In 1992, the first laparoscopic bilateral gonadectomy in an intersex patient was reported by Wilson et al. 9 Minimal-invasive surgery provides several advantages, especially for this special group of patients. Magnification and illumination enable excellent visualization of even small pelvic structures. The lack of scars is another very important aspect for these infants and children, who need reaffirmation of their body image and self-esteem. 3 Generally, gonadal evaluation, biopsy, fixation, and even gonadectomy are straightforward operations. 3 In addition, laparoscopy can also be used to identify internal ductal derivates and to remove structures contrary to the assigned gender.3,9,10
In the past, reports about the surgical management of patients presenting with DSD have already been published. Nevertheless, until today, no surgical guidelines are available. The main causes are the rareness of these disorders and the variety of chromosomal, gonadal, or anatomic combinations. Therefore, individualized care is necessary and should be based on exact diagnosis and best possible assessment of the phenotype. 4 Certainly, prevention of germ cell tumors is the most important challenge in this group of patients. Early gonadectomy is advised in patients presenting CGD karyotype 46,XY, in patients with MGD and the presence of Y chromosomal material. Laparoscopic gonadal biopsy, gonadopexy, gonadectomy, and other procedures have already been performed, but reports are scarce.4,10–14 Until today, large series or prospective studies are not available. The present study also includes only few patients undergoing laparoscopy in the surgical treatment of DSD. This is a limitation of the present study, as well as the retrospective study design. In the future, prospective multicenter studies, including a large number of patients, are necessary to define guidelines for the surgical treatment of DSD patients. In the United States and in Europe, prospective registries (DSD-TRN and iDSD) have already been established for the long-term follow-up of this special group of patients.

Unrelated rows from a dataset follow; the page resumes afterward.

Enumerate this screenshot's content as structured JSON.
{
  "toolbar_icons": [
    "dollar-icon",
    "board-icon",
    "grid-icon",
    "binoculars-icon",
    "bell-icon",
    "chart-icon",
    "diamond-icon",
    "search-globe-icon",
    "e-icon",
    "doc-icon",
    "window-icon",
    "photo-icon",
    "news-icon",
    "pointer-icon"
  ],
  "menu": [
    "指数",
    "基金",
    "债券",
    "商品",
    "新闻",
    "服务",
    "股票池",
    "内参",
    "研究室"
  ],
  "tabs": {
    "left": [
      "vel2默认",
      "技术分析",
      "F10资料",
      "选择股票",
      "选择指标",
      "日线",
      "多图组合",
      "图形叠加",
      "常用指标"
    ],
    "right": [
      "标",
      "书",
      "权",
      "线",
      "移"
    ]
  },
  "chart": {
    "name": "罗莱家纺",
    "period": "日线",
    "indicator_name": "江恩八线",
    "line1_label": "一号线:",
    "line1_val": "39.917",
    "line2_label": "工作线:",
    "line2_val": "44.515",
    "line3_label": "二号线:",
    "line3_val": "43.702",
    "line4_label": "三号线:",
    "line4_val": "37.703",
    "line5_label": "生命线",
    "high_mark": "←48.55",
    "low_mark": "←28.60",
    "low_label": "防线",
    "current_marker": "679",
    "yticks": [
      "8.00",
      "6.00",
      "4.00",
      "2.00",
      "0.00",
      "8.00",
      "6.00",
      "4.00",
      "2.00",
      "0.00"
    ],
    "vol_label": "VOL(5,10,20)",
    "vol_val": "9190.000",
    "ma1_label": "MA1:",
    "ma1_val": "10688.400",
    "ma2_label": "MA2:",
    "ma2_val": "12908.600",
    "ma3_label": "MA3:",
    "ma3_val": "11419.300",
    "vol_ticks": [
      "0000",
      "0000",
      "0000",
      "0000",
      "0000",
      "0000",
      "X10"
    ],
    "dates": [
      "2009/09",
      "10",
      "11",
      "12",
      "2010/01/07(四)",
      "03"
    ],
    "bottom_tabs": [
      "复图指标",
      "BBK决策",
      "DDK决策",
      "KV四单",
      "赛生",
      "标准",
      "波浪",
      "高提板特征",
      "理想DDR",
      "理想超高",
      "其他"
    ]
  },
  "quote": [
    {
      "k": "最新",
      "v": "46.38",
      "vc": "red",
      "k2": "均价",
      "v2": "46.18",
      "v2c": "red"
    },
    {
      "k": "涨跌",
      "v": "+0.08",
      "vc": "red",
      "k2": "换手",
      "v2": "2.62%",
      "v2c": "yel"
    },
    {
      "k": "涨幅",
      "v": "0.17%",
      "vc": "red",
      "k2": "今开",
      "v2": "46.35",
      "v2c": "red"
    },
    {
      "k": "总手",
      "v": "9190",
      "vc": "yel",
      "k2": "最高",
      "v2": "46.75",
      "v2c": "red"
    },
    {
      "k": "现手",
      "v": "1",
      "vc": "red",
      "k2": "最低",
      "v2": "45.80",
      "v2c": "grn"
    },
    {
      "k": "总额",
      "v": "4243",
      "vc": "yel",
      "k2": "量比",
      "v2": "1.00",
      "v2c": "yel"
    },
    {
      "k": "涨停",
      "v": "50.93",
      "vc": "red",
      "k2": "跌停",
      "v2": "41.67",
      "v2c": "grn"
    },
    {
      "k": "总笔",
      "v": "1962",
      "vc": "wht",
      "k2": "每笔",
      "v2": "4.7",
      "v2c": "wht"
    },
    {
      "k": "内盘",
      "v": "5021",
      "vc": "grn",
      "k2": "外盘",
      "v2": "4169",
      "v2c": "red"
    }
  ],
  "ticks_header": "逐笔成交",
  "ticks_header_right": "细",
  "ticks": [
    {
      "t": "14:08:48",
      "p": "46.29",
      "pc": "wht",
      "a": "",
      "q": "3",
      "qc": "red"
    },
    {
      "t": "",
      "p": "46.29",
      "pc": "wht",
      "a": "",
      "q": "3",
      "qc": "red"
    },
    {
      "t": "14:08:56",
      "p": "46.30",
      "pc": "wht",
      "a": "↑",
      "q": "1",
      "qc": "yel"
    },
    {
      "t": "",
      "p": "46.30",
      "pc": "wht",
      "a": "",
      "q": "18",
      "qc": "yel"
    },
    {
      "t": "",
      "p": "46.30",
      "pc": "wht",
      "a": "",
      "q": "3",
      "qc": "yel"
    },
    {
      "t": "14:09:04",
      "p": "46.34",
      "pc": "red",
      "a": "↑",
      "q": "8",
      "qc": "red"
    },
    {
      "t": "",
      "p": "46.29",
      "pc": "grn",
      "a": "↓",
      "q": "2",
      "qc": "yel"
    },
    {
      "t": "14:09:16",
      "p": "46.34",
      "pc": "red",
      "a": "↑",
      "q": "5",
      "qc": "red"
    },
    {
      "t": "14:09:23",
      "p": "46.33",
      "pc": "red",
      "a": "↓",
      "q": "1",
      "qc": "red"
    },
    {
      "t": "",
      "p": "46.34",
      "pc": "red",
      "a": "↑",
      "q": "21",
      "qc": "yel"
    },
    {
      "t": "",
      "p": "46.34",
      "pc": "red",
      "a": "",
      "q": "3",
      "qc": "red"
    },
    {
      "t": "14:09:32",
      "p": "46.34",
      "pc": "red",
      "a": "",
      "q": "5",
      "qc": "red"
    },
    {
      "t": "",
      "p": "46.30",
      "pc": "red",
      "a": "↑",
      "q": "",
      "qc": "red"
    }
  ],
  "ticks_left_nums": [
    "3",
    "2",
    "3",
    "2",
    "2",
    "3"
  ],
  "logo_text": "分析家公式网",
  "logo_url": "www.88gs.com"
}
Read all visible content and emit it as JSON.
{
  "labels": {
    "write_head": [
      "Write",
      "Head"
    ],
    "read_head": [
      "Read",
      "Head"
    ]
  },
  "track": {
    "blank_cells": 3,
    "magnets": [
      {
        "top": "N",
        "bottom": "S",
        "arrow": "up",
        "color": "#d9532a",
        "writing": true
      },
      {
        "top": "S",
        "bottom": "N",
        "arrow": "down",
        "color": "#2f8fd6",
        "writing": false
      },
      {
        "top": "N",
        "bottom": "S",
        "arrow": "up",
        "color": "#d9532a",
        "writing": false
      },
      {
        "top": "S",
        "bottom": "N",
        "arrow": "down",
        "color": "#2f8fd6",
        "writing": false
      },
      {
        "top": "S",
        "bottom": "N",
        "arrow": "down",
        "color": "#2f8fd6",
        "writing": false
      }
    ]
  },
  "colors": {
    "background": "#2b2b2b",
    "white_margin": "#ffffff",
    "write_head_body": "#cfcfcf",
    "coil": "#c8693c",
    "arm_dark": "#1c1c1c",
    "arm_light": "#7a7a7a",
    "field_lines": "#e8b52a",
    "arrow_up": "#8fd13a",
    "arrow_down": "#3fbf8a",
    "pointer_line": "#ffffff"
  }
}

Finally, a recommendation is made that patients should be followed long term. That is true and there are prospective registries in the United States (DSD-TRN) and in Europe (iDSD) that are doing just that.
Conclusion
Minimally invasive surgery provides several advantages for the heterogenous group of patients presenting with DSD. Magnification and illumination of pelvic structures and almost scarless surgery are the most important beneficial factors. Laparoscopic gonadal biopsy, gonadopexy, and gonadectomy are feasible and safe. Minimal-invasive gonadectomy can also be performed in patients with germ cell tumors. In the future, further studies are necessary to define guidelines for the surgical treatment of this special group of patients.
Footnotes
Disclosure Statement
No competing financial interests exist.